Hi everyone! I hope you all are well and had a great 2 weeks. Again I am so sorry for not being super consistent in my posts, I pinky promise this will be the last time this happens. Between school and the still current family situation, I had to put them both first instead of putting out an entry last week. I am coming into the home stretch with school as I entire my last marking period, and my workload has definitely ramped up quite a bit before spring break.
An update on Cate: she is still at the hospital and we are going on 6 weeks that she has been in the hospital. She is still in a pattern where it is one step forward, three steps backward. We have a glimpse that she will leave the hospital and she has maybe two good days, and then something else comes up and there is another issue to solve. We as a family are also still working on where Cate will go hopefully when she is released from the hospital in the future, and the solution is coming together.
An update on me: I am overall doing pretty well. I am looking forward to my birthday and summer. I am in the last grading period for school, which is very exciting because I can not wait for it to be over. I usually love school, but the COVID version of school makes me strongly dislike it. My social life has been great. I have been surrounding myself with amazing friends and have been looking ahead to my junior year prom in May. In regards to the still current family situation, I have been feeling very frustrated and irritated.
This situation obviously has been extremely difficult, but what has been wearing on me the most is the length and never ending feeling this time has brought. We are in our sixth week of this entire situation, and all I feel is frustration, and I feel bad or guilty that I feel frustrated. I feel frustrated that over my spring break I could not go visit colleges like all my friends. I feel frustrated that I do not get to have both of my parents at home. I feel frustrated that there is so much unknown. I feel frustrated that my emotions keep changing because the situation we are in keeps changing. It is so hard because at this point in time, I keep thinking selfish thoughts and want things to be better for me and me only, but I have to remain selfless, and it just makes me feel guilty for thinking the way I do.

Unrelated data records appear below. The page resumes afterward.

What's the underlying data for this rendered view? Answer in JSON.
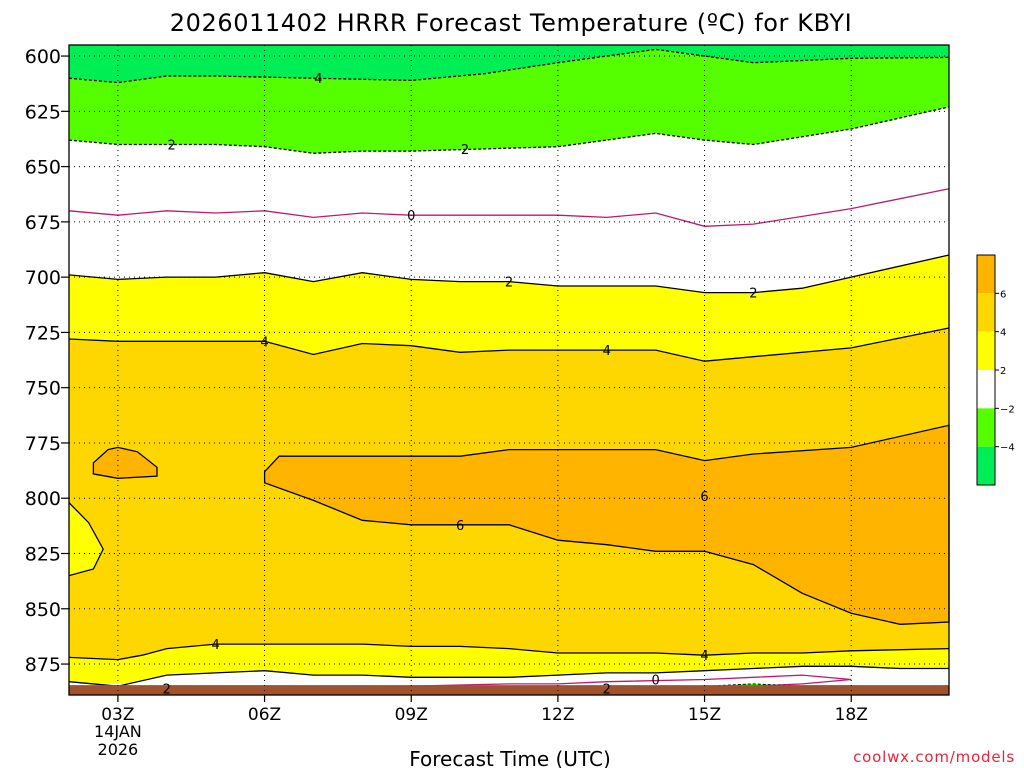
{
  "chart_data": {
    "type": "heatmap",
    "title": "2026011402 HRRR Forecast Temperature (ºC) for KBYI",
    "xlabel": "Forecast Time (UTC)",
    "ylabel": "",
    "credit": "coolwx.com/models",
    "x_ticks": [
      {
        "hour": 3,
        "label": "03Z",
        "sublabel1": "14JAN",
        "sublabel2": "2026"
      },
      {
        "hour": 6,
        "label": "06Z"
      },
      {
        "hour": 9,
        "label": "09Z"
      },
      {
        "hour": 12,
        "label": "12Z"
      },
      {
        "hour": 15,
        "label": "15Z"
      },
      {
        "hour": 18,
        "label": "18Z"
      }
    ],
    "xlim": [
      2,
      20
    ],
    "y_ticks": [
      600,
      625,
      650,
      675,
      700,
      725,
      750,
      775,
      800,
      825,
      850,
      875
    ],
    "ylim": [
      595,
      889
    ],
    "grid": true,
    "colorbar": {
      "bins": [
        {
          "min": 6,
          "max": 8,
          "color": "#ffb400"
        },
        {
          "min": 4,
          "max": 6,
          "color": "#ffd700"
        },
        {
          "min": 2,
          "max": 4,
          "color": "#ffff00"
        },
        {
          "min": -2,
          "max": 2,
          "color": "#ffffff"
        },
        {
          "min": -4,
          "max": -2,
          "color": "#55ff00"
        },
        {
          "min": -6,
          "max": -4,
          "color": "#00ee55"
        }
      ],
      "labels": [
        "6",
        "4",
        "2",
        "−2",
        "−4"
      ]
    },
    "terrain_color": "#a0522d",
    "band_boundaries": [
      {
        "name": "top_green",
        "pts": [
          [
            2,
            595
          ],
          [
            20,
            595
          ],
          [
            20,
            600.6
          ],
          [
            18,
            601
          ],
          [
            16,
            603
          ],
          [
            14,
            597
          ],
          [
            12,
            603
          ],
          [
            10.5,
            608
          ],
          [
            9,
            611
          ],
          [
            7,
            610
          ],
          [
            5,
            609
          ],
          [
            4,
            609
          ],
          [
            3,
            612
          ],
          [
            2,
            610
          ]
        ]
      },
      {
        "name": "m4",
        "pts": [
          [
            2,
            610
          ],
          [
            3,
            612
          ],
          [
            4,
            609
          ],
          [
            5,
            609
          ],
          [
            7,
            610
          ],
          [
            9,
            611
          ],
          [
            10.5,
            608
          ],
          [
            12,
            603
          ],
          [
            14,
            597
          ],
          [
            16,
            603
          ],
          [
            18,
            601
          ],
          [
            20,
            600.6
          ]
        ]
      },
      {
        "name": "m2",
        "pts": [
          [
            2,
            638
          ],
          [
            3,
            640
          ],
          [
            4,
            640
          ],
          [
            5,
            640
          ],
          [
            6,
            641
          ],
          [
            7,
            644
          ],
          [
            8,
            643
          ],
          [
            9,
            643
          ],
          [
            10.5,
            642
          ],
          [
            12,
            641
          ],
          [
            14,
            635
          ],
          [
            15,
            638
          ],
          [
            16,
            640
          ],
          [
            18,
            633
          ],
          [
            20,
            623
          ]
        ]
      },
      {
        "name": "z0",
        "pts": [
          [
            2,
            670
          ],
          [
            3,
            672
          ],
          [
            4,
            670
          ],
          [
            5,
            671
          ],
          [
            6,
            670
          ],
          [
            7,
            673
          ],
          [
            8,
            671
          ],
          [
            9,
            672
          ],
          [
            10,
            672
          ],
          [
            11,
            672
          ],
          [
            12,
            672
          ],
          [
            13,
            673
          ],
          [
            14,
            671
          ],
          [
            15,
            677
          ],
          [
            16,
            676
          ],
          [
            18,
            669
          ],
          [
            20,
            660
          ]
        ]
      },
      {
        "name": "p2",
        "pts": [
          [
            2,
            699
          ],
          [
            3,
            701
          ],
          [
            4,
            700
          ],
          [
            5,
            700
          ],
          [
            6,
            698
          ],
          [
            7,
            702
          ],
          [
            8,
            698
          ],
          [
            9,
            701
          ],
          [
            10,
            702
          ],
          [
            11,
            702
          ],
          [
            12,
            704
          ],
          [
            13,
            704
          ],
          [
            14,
            704
          ],
          [
            15,
            707
          ],
          [
            16,
            707
          ],
          [
            17,
            705
          ],
          [
            18,
            700
          ],
          [
            20,
            690
          ]
        ]
      },
      {
        "name": "p4",
        "pts": [
          [
            2,
            728
          ],
          [
            3,
            729
          ],
          [
            4,
            729
          ],
          [
            5,
            729
          ],
          [
            6,
            729
          ],
          [
            7,
            735
          ],
          [
            8,
            730
          ],
          [
            9,
            731
          ],
          [
            10,
            734
          ],
          [
            11,
            733
          ],
          [
            12,
            733
          ],
          [
            13,
            733
          ],
          [
            14,
            733
          ],
          [
            15,
            738
          ],
          [
            16,
            736
          ],
          [
            18,
            732
          ],
          [
            20,
            723
          ]
        ]
      },
      {
        "name": "p4_low",
        "pts": [
          [
            2,
            872
          ],
          [
            3,
            873
          ],
          [
            3.5,
            871
          ],
          [
            4,
            868
          ],
          [
            5,
            866
          ],
          [
            6,
            866
          ],
          [
            7,
            866
          ],
          [
            8,
            866
          ],
          [
            9,
            867
          ],
          [
            10,
            867
          ],
          [
            11,
            868
          ],
          [
            12,
            870
          ],
          [
            13,
            870
          ],
          [
            14,
            870
          ],
          [
            15,
            871
          ],
          [
            16,
            870
          ],
          [
            17,
            870
          ],
          [
            18,
            869
          ],
          [
            20,
            868
          ]
        ]
      },
      {
        "name": "p2_low",
        "pts": [
          [
            2,
            883
          ],
          [
            3,
            885
          ],
          [
            4,
            880
          ],
          [
            5,
            879
          ],
          [
            6,
            878
          ],
          [
            7,
            880
          ],
          [
            8,
            880
          ],
          [
            9,
            881
          ],
          [
            10,
            881
          ],
          [
            11,
            881
          ],
          [
            12,
            880
          ],
          [
            13,
            879
          ],
          [
            14,
            879
          ],
          [
            15,
            878
          ],
          [
            16,
            877
          ],
          [
            17,
            876
          ],
          [
            18,
            876
          ],
          [
            19,
            877
          ],
          [
            20,
            877
          ]
        ]
      }
    ],
    "warm_core": [
      [
        6,
        788
      ],
      [
        6.3,
        781
      ],
      [
        8,
        781
      ],
      [
        10,
        781
      ],
      [
        11,
        778
      ],
      [
        12,
        778
      ],
      [
        14,
        778
      ],
      [
        15,
        783
      ],
      [
        16,
        780
      ],
      [
        18,
        777
      ],
      [
        20,
        767
      ],
      [
        20,
        856
      ],
      [
        19,
        857
      ],
      [
        18,
        852
      ],
      [
        17,
        843
      ],
      [
        16,
        830
      ],
      [
        15,
        824
      ],
      [
        14,
        824
      ],
      [
        13,
        821
      ],
      [
        12,
        819
      ],
      [
        11,
        812
      ],
      [
        10,
        812
      ],
      [
        9,
        812
      ],
      [
        8,
        810
      ],
      [
        7,
        801
      ],
      [
        6,
        793
      ]
    ],
    "warm_blob": [
      [
        2.5,
        784
      ],
      [
        2.8,
        778
      ],
      [
        3,
        777
      ],
      [
        3.4,
        779
      ],
      [
        3.8,
        786
      ],
      [
        3.8,
        790
      ],
      [
        3,
        791
      ],
      [
        2.5,
        789
      ]
    ],
    "lobe_2_4": [
      [
        2,
        802
      ],
      [
        2.4,
        811
      ],
      [
        2.7,
        823
      ],
      [
        2.5,
        832
      ],
      [
        2,
        835
      ]
    ],
    "zero_low": [
      [
        6.5,
        886
      ],
      [
        9,
        885
      ],
      [
        11,
        884
      ],
      [
        12,
        884
      ],
      [
        13,
        883
      ],
      [
        15,
        882
      ],
      [
        16,
        881
      ],
      [
        17,
        880
      ],
      [
        18,
        882
      ],
      [
        17,
        884
      ],
      [
        16,
        885
      ],
      [
        15,
        886
      ],
      [
        13,
        886
      ],
      [
        12,
        886
      ],
      [
        9,
        886
      ]
    ],
    "neg2_strip": [
      [
        12,
        887
      ],
      [
        14,
        886
      ],
      [
        15,
        885
      ],
      [
        16,
        884
      ],
      [
        17,
        885
      ],
      [
        16.5,
        887
      ],
      [
        15,
        887.5
      ],
      [
        13,
        887.5
      ]
    ],
    "neg2_strip2": [
      [
        14,
        887
      ],
      [
        15,
        886
      ],
      [
        16.5,
        886
      ],
      [
        17,
        887
      ],
      [
        16,
        888
      ],
      [
        15,
        888
      ]
    ],
    "white_pockets": [
      [
        [
          2,
          884
        ],
        [
          3.5,
          884
        ],
        [
          4.2,
          882
        ],
        [
          4,
          888
        ],
        [
          2,
          888
        ]
      ],
      [
        [
          18,
          881
        ],
        [
          19,
          880
        ],
        [
          19.8,
          882
        ],
        [
          19.5,
          888
        ],
        [
          18.2,
          888
        ]
      ]
    ],
    "terrain": [
      [
        2,
        884.5
      ],
      [
        20,
        884.5
      ],
      [
        20,
        889
      ],
      [
        2,
        889
      ]
    ],
    "contour_labels": [
      {
        "text": "4",
        "x": 7.1,
        "y": 610
      },
      {
        "text": "2",
        "x": 4.1,
        "y": 640
      },
      {
        "text": "2",
        "x": 10.1,
        "y": 642
      },
      {
        "text": "0",
        "x": 9.0,
        "y": 672
      },
      {
        "text": "2",
        "x": 11.0,
        "y": 702
      },
      {
        "text": "2",
        "x": 16.0,
        "y": 707
      },
      {
        "text": "4",
        "x": 6.0,
        "y": 729
      },
      {
        "text": "4",
        "x": 13.0,
        "y": 733
      },
      {
        "text": "6",
        "x": 10.0,
        "y": 812
      },
      {
        "text": "6",
        "x": 15.0,
        "y": 799
      },
      {
        "text": "4",
        "x": 5.0,
        "y": 866
      },
      {
        "text": "4",
        "x": 15.0,
        "y": 871
      },
      {
        "text": "0",
        "x": 14.0,
        "y": 882
      },
      {
        "text": "2",
        "x": 4.0,
        "y": 886
      },
      {
        "text": "2",
        "x": 13.0,
        "y": 886
      }
    ]
  }
}
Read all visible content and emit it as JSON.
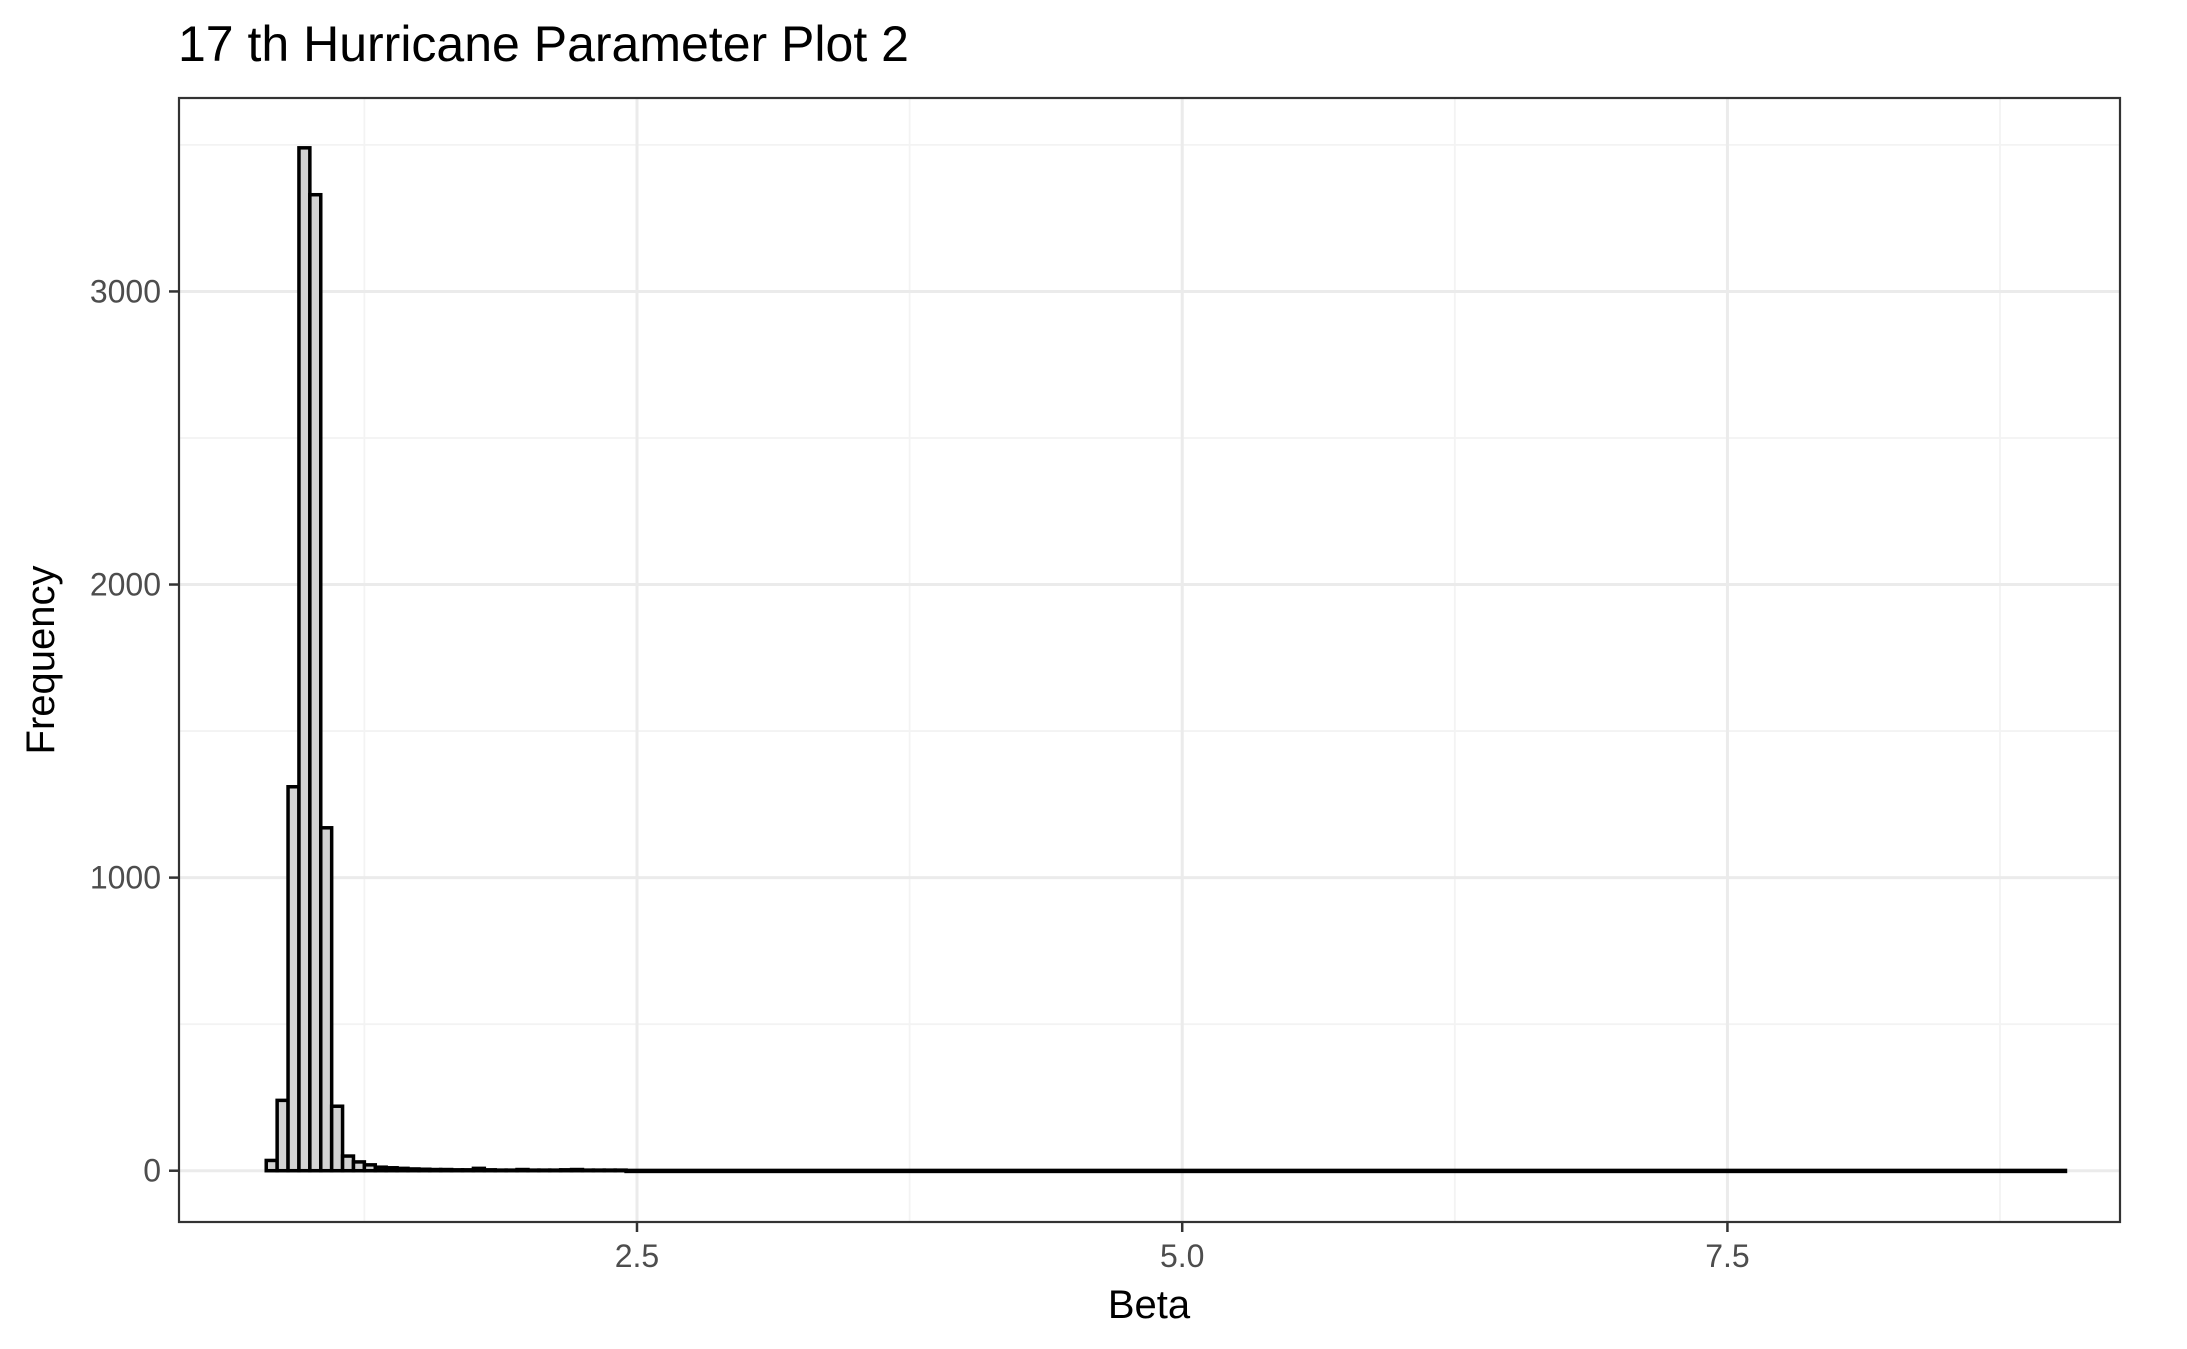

These past 2 weeks have been an emotional battle for me. The week of March 22 was very hard for me. I felt very numb and not like myself. I was irritable and cranky and just overall not Alex. For those who know me in day to day life, I am an extremely happy and chatty person, but I was not any of those things that week. Throughout this entire time, I have kept a brave face on. I remained happy to people outside my family and my overall demeanor did not change. Last week though, was the first time the frustration and the effects of Cate's health showed to other people. I just could not manage to put my brave face on, and people noticed. I was just so drained. I realized that I was keeping myself too busy to the point where I was not allowing myself to cope and/or acknowledge my own emotions. I am always very in-tune with my emotions and thoughts, but I had unknowingly disconnected from them. I realized I needed a little bit of time to think, and luckily I was able to give myself it.
I am currently on spring break, and for the first time in a while I actually had a little bit of time, and this week has been a lot better. My parents also were able to both be home for the day for the first time in 5 weeks because someone else was cleared to stay with Cate. We also got to go eat dinner outside at a restaurant together. I had no plans or places to be all of break, so I just made my schedule at my leisure and did things that made me happy. Another thing that helped me get through that rough period and this entire situation was going to therapy. I was able to speak about my feelings to someone not involved in the situation and it was mentally clearing for me. I have spoken about the importance of therapy before, but I cannot emphasize how important it is to have an emotional outlet in tough situations and just for life in general.
That is pretty much what has been going on these past 2 weeks and I apologize again for my lack of presence in posting here and on Instagram. I just needed a little time and space to straighten out emotions and find my smile again. I have learned throughout my entire life and these past 5 weeks that no matter how hard times become, there is always a reason to smile and find light in a sea of darkness. It is a motto or idea I have always lived by, but these past 5 weeks have shown me how powerful it truly can be.
Thank you for reading. Much love and have a great week ahead.